Bruno

Susan Granger’s review of “Bruno” (Universal Pictures)

In “Borat,” Sacha Baron Cohen played an ignorant, anti-Semitic journalist from Kazakhstan who traveled to the U.S. to make a faux documentary.  In “Bruno,” he’s a flamboyantly gay Austrian ‘fashionista’ who’s determined to be an American celebrity. In both provocative ventures, Cohen cajoles real, unsuspecting people into awkward situations – with hysterical consequences.

This time, Cohen crassly exploits the attitudinal discomfort known as homophobia that’s created when heterosexuals, particularly men, encounter aggressive homosexuality.

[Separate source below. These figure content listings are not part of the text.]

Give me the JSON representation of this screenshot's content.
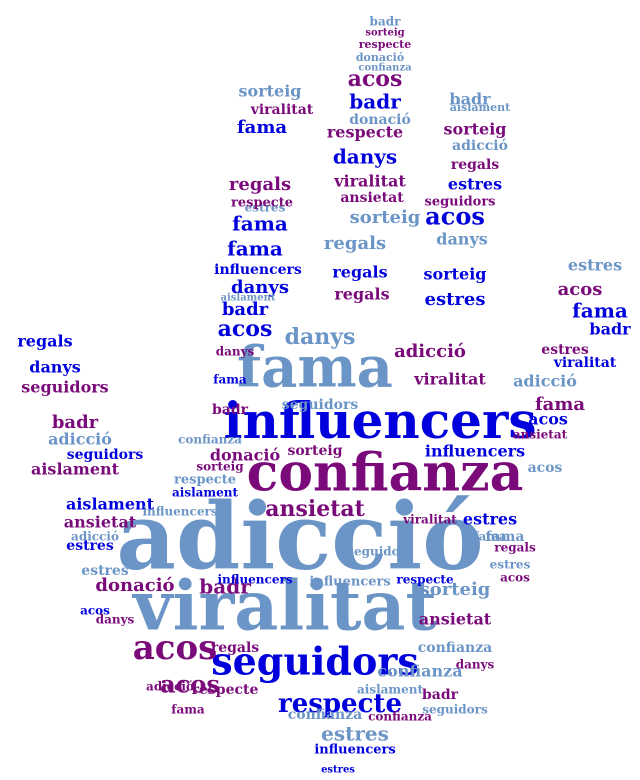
{
  "words": {
    "adiccio": "adicció",
    "viralitat": "viralitat",
    "confianza": "confianza",
    "influencers": "influencers",
    "fama": "fama",
    "seguidors": "seguidors",
    "acos": "acos",
    "respecte": "respecte",
    "ansietat": "ansietat",
    "donacio": "donació",
    "badr": "badr",
    "estres": "estres",
    "sorteig": "sorteig",
    "regals": "regals",
    "danys": "danys",
    "aislament": "aislament"
  },
  "colors": {
    "blue": "#0000dd",
    "light_blue": "#6b95c6",
    "purple": "#7a0a7a"
  }
}
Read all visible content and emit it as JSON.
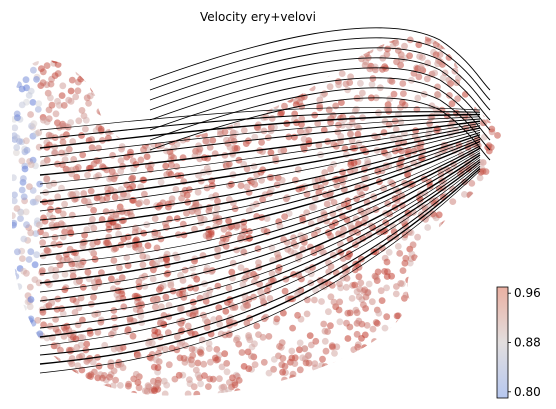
{
  "chart_data": {
    "type": "scatter",
    "subtype": "embedding-velocity-stream",
    "title": "Velocity ery+velovi",
    "xlabel": "",
    "ylabel": "",
    "axes_visible": false,
    "grid": false,
    "stream_arrows": "black streamlines, flow left to right, converging to the right tip",
    "colorbar": {
      "colormap": "coolwarm",
      "range": [
        0.79,
        0.97
      ],
      "ticks": [
        0.8,
        0.88,
        0.96
      ],
      "tick_labels": [
        "0.80",
        "0.88",
        "0.96"
      ],
      "placement": "bottom-right"
    },
    "point_summary": "dense cloud of cells forming a fan shape; upper-right lobe and core mostly values near 0.95-0.97 (red), left edge column and scattered cells near 0.80-0.88 (blue/pale)",
    "colors": {
      "high": "#c0392b",
      "mid": "#dddcdc",
      "low": "#4b6bd6",
      "arrow": "#000000"
    }
  }
}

In one scene, sex-crazed Bruno inveigles Representative Ron Paul into his hotel room and tries to seduce him on the pretext of interviewing him about economics; after maintaining his dignity as long as possible, the conservative Texas congressman exits the premises in disgust, muttering, “This guy’s a queer. He’s crazy!” In another, Bruno chats with Paula Abdul who’s served hors d’ouvres off a naked Mexican. (A similar sequence with LaToya Jackson was cut after the untimely death of her brother Michael.) Then there’s Bruno’s ‘adoption’ of a baby in Africa, a thwarted kidnapping in Lebanon and various attempts to ‘go straight’ with martial arts instruction and religious conversion.

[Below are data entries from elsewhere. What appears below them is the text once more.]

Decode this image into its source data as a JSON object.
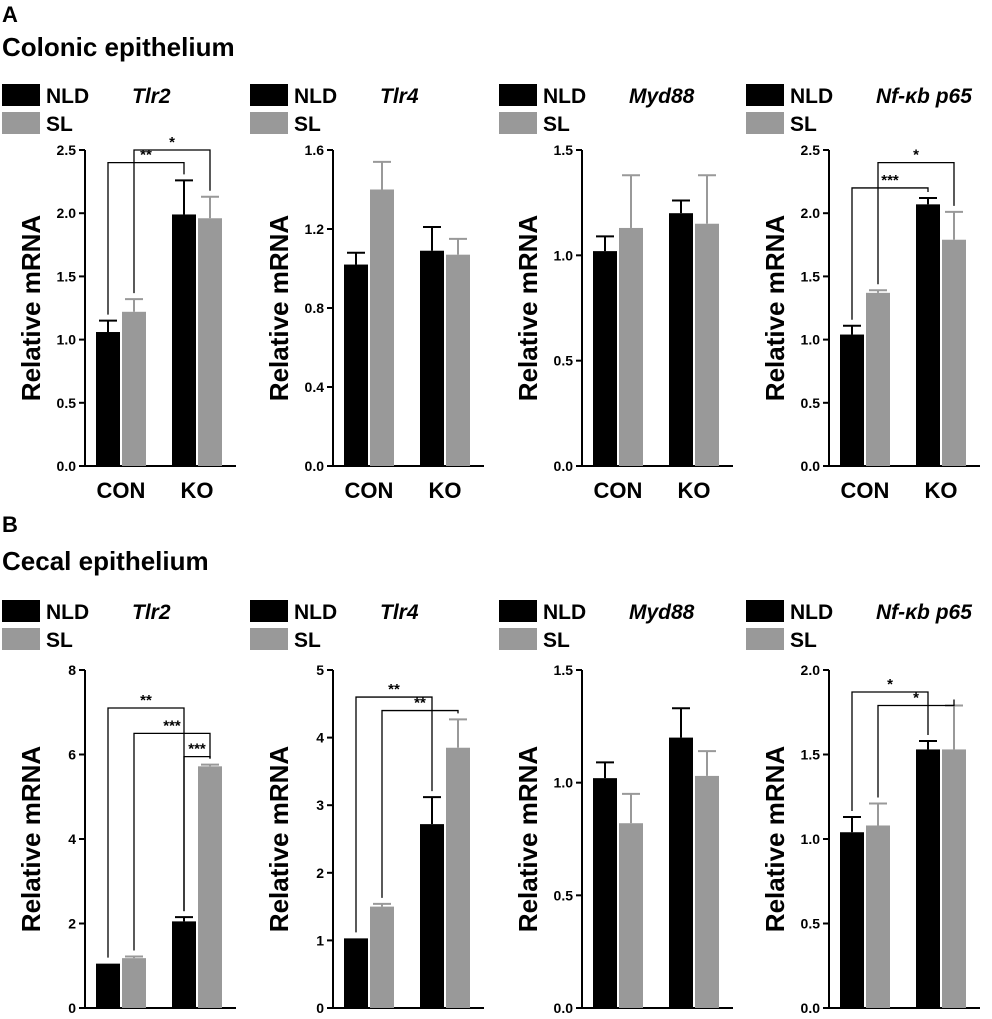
{
  "figure": {
    "panels": [
      {
        "letter": "A",
        "title": "Colonic epithelium"
      },
      {
        "letter": "B",
        "title": "Cecal epithelium"
      }
    ]
  },
  "chart_data": [
    {
      "type": "bar",
      "panel": "A",
      "gene": "Tlr2",
      "legend": [
        "NLD",
        "SL"
      ],
      "ylabel": "Relative mRNA",
      "categories": [
        "CON",
        "KO"
      ],
      "ylim": [
        0,
        2.5
      ],
      "yticks": [
        "0.0",
        "0.5",
        "1.0",
        "1.5",
        "2.0",
        "2.5"
      ],
      "series": [
        {
          "name": "NLD",
          "color": "#000000",
          "values": [
            1.06,
            1.99
          ],
          "errors": [
            0.09,
            0.27
          ]
        },
        {
          "name": "SL",
          "color": "#999999",
          "values": [
            1.22,
            1.96
          ],
          "errors": [
            0.1,
            0.17
          ]
        }
      ],
      "significance": [
        {
          "from": [
            0,
            0
          ],
          "to": [
            1,
            0
          ],
          "label": "**",
          "y": 2.4
        },
        {
          "from": [
            0,
            1
          ],
          "to": [
            1,
            1
          ],
          "label": "*",
          "y": 2.5
        }
      ]
    },
    {
      "type": "bar",
      "panel": "A",
      "gene": "Tlr4",
      "legend": [
        "NLD",
        "SL"
      ],
      "ylabel": "Relative mRNA",
      "categories": [
        "CON",
        "KO"
      ],
      "ylim": [
        0,
        1.6
      ],
      "yticks": [
        "0.0",
        "0.4",
        "0.8",
        "1.2",
        "1.6"
      ],
      "series": [
        {
          "name": "NLD",
          "color": "#000000",
          "values": [
            1.02,
            1.09
          ],
          "errors": [
            0.06,
            0.12
          ]
        },
        {
          "name": "SL",
          "color": "#999999",
          "values": [
            1.4,
            1.07
          ],
          "errors": [
            0.14,
            0.08
          ]
        }
      ],
      "significance": []
    },
    {
      "type": "bar",
      "panel": "A",
      "gene": "Myd88",
      "legend": [
        "NLD",
        "SL"
      ],
      "ylabel": "Relative mRNA",
      "categories": [
        "CON",
        "KO"
      ],
      "ylim": [
        0,
        1.5
      ],
      "yticks": [
        "0.0",
        "0.5",
        "1.0",
        "1.5"
      ],
      "series": [
        {
          "name": "NLD",
          "color": "#000000",
          "values": [
            1.02,
            1.2
          ],
          "errors": [
            0.07,
            0.06
          ]
        },
        {
          "name": "SL",
          "color": "#999999",
          "values": [
            1.13,
            1.15
          ],
          "errors": [
            0.25,
            0.23
          ]
        }
      ],
      "significance": []
    },
    {
      "type": "bar",
      "panel": "A",
      "gene": "Nf-κb p65",
      "legend": [
        "NLD",
        "SL"
      ],
      "ylabel": "Relative mRNA",
      "categories": [
        "CON",
        "KO"
      ],
      "ylim": [
        0,
        2.5
      ],
      "yticks": [
        "0.0",
        "0.5",
        "1.0",
        "1.5",
        "2.0",
        "2.5"
      ],
      "series": [
        {
          "name": "NLD",
          "color": "#000000",
          "values": [
            1.04,
            2.07
          ],
          "errors": [
            0.07,
            0.05
          ]
        },
        {
          "name": "SL",
          "color": "#999999",
          "values": [
            1.37,
            1.79
          ],
          "errors": [
            0.02,
            0.22
          ]
        }
      ],
      "significance": [
        {
          "from": [
            0,
            0
          ],
          "to": [
            1,
            0
          ],
          "label": "***",
          "y": 2.2
        },
        {
          "from": [
            0,
            1
          ],
          "to": [
            1,
            1
          ],
          "label": "*",
          "y": 2.4
        }
      ]
    },
    {
      "type": "bar",
      "panel": "B",
      "gene": "Tlr2",
      "legend": [
        "NLD",
        "SL"
      ],
      "ylabel": "Relative mRNA",
      "categories": [
        "CON",
        "KO"
      ],
      "ylim": [
        0,
        8
      ],
      "yticks": [
        "0",
        "2",
        "4",
        "6",
        "8"
      ],
      "series": [
        {
          "name": "NLD",
          "color": "#000000",
          "values": [
            1.05,
            2.05
          ],
          "errors": [
            0.0,
            0.1
          ]
        },
        {
          "name": "SL",
          "color": "#999999",
          "values": [
            1.18,
            5.72
          ],
          "errors": [
            0.04,
            0.04
          ]
        }
      ],
      "significance": [
        {
          "from": [
            0,
            0
          ],
          "to": [
            1,
            0
          ],
          "label": "**",
          "y": 7.1
        },
        {
          "from": [
            0,
            1
          ],
          "to": [
            1,
            1
          ],
          "label": "***",
          "y": 6.5
        },
        {
          "from": [
            1,
            0
          ],
          "to": [
            1,
            1
          ],
          "label": "***",
          "y": 5.95
        }
      ]
    },
    {
      "type": "bar",
      "panel": "B",
      "gene": "Tlr4",
      "legend": [
        "NLD",
        "SL"
      ],
      "ylabel": "Relative mRNA",
      "categories": [
        "CON",
        "KO"
      ],
      "ylim": [
        0,
        5
      ],
      "yticks": [
        "0",
        "1",
        "2",
        "3",
        "4",
        "5"
      ],
      "series": [
        {
          "name": "NLD",
          "color": "#000000",
          "values": [
            1.03,
            2.72
          ],
          "errors": [
            0.0,
            0.4
          ]
        },
        {
          "name": "SL",
          "color": "#999999",
          "values": [
            1.5,
            3.85
          ],
          "errors": [
            0.04,
            0.42
          ]
        }
      ],
      "significance": [
        {
          "from": [
            0,
            0
          ],
          "to": [
            1,
            0
          ],
          "label": "**",
          "y": 4.6
        },
        {
          "from": [
            0,
            1
          ],
          "to": [
            1,
            1
          ],
          "label": "**",
          "y": 4.4
        }
      ]
    },
    {
      "type": "bar",
      "panel": "B",
      "gene": "Myd88",
      "legend": [
        "NLD",
        "SL"
      ],
      "ylabel": "Relative mRNA",
      "categories": [
        "CON",
        "KO"
      ],
      "ylim": [
        0,
        1.5
      ],
      "yticks": [
        "0.0",
        "0.5",
        "1.0",
        "1.5"
      ],
      "series": [
        {
          "name": "NLD",
          "color": "#000000",
          "values": [
            1.02,
            1.2
          ],
          "errors": [
            0.07,
            0.13
          ]
        },
        {
          "name": "SL",
          "color": "#999999",
          "values": [
            0.82,
            1.03
          ],
          "errors": [
            0.13,
            0.11
          ]
        }
      ],
      "significance": []
    },
    {
      "type": "bar",
      "panel": "B",
      "gene": "Nf-κb p65",
      "legend": [
        "NLD",
        "SL"
      ],
      "ylabel": "Relative mRNA",
      "categories": [
        "CON",
        "KO"
      ],
      "ylim": [
        0,
        2.0
      ],
      "yticks": [
        "0.0",
        "0.5",
        "1.0",
        "1.5",
        "2.0"
      ],
      "series": [
        {
          "name": "NLD",
          "color": "#000000",
          "values": [
            1.04,
            1.53
          ],
          "errors": [
            0.09,
            0.05
          ]
        },
        {
          "name": "SL",
          "color": "#999999",
          "values": [
            1.08,
            1.53
          ],
          "errors": [
            0.13,
            0.26
          ]
        }
      ],
      "significance": [
        {
          "from": [
            0,
            0
          ],
          "to": [
            1,
            0
          ],
          "label": "*",
          "y": 1.87
        },
        {
          "from": [
            0,
            1
          ],
          "to": [
            1,
            1
          ],
          "label": "*",
          "y": 1.79
        }
      ]
    }
  ]
}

Perhaps the most scandalous gag is Bruno’s casting session for glamorous ‘baby’ photo-shoot for which ambitious parents recklessly offer up their offspring. “Is your baby comfortable with bees, wasps and hornets?” he inquires. “Oh, yes, he’s comfortable with everything,” one mother assures him. “Dead or dying animals?” “Yes.” In an even more appalling dialogue, another mother assures him that her 30-pound daughter could lose 10 pounds in one week, if necessary, adding “I’d have to do whatever I could.”

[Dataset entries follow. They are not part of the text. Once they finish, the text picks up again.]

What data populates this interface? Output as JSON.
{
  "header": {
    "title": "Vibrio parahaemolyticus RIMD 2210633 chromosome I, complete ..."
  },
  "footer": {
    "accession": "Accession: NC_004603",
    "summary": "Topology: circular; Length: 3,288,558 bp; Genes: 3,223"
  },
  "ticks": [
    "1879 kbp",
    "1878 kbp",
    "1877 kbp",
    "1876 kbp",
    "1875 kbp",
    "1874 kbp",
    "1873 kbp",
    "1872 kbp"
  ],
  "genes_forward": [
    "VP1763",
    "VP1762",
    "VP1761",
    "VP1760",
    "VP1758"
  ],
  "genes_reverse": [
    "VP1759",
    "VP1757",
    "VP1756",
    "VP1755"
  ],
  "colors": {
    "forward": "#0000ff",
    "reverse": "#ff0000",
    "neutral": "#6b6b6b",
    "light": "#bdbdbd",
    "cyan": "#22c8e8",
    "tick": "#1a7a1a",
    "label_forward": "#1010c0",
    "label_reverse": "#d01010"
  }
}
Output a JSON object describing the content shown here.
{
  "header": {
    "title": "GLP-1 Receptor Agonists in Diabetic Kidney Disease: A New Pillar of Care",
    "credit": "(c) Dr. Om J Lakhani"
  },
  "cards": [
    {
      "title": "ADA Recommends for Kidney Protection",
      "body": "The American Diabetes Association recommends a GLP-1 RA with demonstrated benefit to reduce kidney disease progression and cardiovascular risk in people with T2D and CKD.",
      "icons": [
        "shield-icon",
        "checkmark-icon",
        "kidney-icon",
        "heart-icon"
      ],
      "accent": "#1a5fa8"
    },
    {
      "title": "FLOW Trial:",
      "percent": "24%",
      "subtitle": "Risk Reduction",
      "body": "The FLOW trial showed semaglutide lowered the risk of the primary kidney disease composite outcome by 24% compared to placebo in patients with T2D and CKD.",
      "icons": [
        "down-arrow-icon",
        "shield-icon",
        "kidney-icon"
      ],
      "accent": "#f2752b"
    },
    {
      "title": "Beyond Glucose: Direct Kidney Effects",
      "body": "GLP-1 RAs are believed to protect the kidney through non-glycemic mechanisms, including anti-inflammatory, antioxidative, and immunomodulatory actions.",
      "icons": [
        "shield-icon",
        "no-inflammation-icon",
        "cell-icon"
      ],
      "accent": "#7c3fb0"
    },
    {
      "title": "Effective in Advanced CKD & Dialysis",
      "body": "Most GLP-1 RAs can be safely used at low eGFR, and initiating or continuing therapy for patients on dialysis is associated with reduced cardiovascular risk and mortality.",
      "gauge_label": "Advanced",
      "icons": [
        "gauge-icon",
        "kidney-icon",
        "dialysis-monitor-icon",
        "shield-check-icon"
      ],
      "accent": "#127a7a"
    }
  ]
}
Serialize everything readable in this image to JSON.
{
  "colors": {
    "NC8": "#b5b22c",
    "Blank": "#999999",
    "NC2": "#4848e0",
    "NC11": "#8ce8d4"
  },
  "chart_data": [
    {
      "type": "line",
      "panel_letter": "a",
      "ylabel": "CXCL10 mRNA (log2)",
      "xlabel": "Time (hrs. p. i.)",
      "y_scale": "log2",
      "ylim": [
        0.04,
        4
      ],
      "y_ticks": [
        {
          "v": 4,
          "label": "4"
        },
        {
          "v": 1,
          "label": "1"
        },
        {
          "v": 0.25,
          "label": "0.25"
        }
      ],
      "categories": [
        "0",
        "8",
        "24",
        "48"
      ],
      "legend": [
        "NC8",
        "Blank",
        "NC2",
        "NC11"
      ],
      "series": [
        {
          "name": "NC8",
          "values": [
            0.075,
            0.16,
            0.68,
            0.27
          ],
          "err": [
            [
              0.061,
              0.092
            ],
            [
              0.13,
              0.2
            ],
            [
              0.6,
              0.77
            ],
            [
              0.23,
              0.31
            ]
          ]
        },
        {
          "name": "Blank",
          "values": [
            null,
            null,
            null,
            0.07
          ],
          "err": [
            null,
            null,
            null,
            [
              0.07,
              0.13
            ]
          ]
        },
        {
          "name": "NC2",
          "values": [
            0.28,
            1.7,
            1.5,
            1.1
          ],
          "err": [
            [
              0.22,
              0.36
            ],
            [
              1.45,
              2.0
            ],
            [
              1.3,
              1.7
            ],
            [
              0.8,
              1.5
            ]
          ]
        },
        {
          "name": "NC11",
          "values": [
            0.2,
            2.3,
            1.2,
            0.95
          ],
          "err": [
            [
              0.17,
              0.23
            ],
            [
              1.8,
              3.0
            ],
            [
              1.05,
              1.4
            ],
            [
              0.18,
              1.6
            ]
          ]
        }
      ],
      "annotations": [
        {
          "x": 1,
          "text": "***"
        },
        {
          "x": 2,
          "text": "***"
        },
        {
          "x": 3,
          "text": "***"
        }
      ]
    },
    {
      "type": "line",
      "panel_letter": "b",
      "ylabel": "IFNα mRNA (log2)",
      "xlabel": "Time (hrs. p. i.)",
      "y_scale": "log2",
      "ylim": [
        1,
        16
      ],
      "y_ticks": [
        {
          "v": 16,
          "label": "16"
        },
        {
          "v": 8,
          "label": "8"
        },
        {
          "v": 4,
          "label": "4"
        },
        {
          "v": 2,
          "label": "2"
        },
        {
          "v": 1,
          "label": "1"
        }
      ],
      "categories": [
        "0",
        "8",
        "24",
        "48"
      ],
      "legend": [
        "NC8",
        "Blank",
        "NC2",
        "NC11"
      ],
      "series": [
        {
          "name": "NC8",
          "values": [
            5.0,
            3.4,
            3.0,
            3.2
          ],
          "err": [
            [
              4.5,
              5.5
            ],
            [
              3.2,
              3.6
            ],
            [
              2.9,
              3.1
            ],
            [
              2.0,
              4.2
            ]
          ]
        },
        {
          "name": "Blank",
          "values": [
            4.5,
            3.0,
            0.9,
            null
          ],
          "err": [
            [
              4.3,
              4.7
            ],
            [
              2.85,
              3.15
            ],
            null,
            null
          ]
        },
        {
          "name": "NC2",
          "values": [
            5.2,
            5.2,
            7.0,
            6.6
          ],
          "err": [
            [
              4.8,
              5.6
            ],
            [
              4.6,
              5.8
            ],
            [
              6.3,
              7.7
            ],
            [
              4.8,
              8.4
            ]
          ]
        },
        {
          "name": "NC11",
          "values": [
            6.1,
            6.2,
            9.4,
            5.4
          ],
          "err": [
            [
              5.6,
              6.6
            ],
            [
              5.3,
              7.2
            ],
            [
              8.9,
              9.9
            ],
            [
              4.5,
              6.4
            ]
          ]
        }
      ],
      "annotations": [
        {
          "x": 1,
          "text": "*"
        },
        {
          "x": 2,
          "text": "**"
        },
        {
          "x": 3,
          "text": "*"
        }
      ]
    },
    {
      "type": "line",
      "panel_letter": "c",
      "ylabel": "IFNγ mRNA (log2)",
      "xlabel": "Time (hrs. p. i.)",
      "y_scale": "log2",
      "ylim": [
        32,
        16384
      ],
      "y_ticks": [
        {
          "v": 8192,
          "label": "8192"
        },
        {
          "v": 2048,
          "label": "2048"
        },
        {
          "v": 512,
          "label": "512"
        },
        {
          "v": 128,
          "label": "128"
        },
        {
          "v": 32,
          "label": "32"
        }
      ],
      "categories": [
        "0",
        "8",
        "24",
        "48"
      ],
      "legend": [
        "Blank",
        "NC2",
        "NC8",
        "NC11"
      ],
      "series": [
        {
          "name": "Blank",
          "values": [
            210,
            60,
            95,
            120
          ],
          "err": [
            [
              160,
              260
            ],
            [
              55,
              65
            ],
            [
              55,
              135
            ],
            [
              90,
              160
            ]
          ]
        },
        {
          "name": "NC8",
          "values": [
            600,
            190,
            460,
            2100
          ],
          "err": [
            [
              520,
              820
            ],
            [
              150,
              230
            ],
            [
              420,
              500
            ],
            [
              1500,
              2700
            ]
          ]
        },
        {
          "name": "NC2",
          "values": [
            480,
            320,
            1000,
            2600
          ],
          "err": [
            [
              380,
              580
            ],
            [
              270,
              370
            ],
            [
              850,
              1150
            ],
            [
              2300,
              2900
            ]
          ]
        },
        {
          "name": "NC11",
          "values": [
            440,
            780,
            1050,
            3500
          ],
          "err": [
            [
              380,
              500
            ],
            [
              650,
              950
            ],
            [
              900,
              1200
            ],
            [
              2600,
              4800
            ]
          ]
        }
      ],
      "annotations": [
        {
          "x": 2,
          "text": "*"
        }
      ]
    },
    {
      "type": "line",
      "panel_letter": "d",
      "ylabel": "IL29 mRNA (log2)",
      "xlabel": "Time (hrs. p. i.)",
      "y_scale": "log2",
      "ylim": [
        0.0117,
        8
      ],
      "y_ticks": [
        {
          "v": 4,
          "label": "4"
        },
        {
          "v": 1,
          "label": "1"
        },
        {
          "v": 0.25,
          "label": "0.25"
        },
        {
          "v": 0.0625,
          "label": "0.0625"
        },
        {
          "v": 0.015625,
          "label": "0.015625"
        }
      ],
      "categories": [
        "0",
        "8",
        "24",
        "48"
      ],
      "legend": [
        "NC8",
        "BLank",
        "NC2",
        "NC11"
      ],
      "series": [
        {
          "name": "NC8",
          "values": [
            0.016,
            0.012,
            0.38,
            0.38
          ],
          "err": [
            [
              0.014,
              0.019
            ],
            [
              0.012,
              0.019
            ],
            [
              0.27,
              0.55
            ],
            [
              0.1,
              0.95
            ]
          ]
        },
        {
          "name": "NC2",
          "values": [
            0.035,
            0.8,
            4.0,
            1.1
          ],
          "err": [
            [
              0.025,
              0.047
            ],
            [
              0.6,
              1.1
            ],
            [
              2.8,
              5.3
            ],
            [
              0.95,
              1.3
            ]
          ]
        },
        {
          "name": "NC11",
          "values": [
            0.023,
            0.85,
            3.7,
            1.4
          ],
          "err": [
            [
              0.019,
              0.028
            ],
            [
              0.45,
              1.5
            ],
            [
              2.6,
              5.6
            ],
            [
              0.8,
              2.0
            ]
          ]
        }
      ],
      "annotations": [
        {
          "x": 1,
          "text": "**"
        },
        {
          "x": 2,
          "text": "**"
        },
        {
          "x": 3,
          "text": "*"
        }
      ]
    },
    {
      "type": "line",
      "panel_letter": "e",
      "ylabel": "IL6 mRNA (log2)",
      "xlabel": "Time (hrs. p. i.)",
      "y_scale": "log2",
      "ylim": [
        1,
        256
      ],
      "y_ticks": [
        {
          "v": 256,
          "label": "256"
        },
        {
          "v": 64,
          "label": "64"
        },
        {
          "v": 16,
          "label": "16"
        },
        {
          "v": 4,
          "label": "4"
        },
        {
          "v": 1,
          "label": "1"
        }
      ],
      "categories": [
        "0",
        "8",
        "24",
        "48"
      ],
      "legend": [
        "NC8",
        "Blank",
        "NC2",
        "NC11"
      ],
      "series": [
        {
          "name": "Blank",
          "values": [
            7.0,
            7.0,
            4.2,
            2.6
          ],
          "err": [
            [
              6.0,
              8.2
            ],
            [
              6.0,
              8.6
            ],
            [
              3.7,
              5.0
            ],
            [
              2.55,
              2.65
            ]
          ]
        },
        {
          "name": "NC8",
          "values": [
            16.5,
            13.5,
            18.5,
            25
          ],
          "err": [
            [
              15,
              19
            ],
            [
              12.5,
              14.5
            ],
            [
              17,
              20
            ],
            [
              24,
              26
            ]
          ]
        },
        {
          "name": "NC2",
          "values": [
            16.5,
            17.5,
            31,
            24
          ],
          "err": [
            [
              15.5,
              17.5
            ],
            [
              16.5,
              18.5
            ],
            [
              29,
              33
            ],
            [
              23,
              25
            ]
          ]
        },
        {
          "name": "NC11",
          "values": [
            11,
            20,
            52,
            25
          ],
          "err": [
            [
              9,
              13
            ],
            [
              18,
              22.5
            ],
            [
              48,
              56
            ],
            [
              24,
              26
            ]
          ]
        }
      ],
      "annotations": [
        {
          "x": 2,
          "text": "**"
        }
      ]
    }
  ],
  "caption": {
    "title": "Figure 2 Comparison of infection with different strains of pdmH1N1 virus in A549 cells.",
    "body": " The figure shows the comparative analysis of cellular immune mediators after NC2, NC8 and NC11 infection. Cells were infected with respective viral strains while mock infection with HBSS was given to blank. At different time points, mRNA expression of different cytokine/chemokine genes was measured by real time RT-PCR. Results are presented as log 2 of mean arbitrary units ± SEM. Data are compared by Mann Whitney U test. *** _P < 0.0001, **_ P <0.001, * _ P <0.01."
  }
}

Over the years, British-born Sacha Baron Cohen has developed this rude if riotous alter-ego (Ali G, Borat, now Bruno) and he’s become a cultural phenomenon, an original comic character, exploring radical and risky events, forcing people to challenge their own preconceptions and stereotypes. And director Larry Charles’ choice of ‘reaction shots’ are priceless. As for the R-rating, vulgar, graphic, full-frontal male nudity abounds. On the Granger Movie Gauge of 1 to 10, “Bruno” is a raunchy, satirical 7. Whether it’s outrageously offensive or offensively outrageous, it’s laugh-out-loud funny.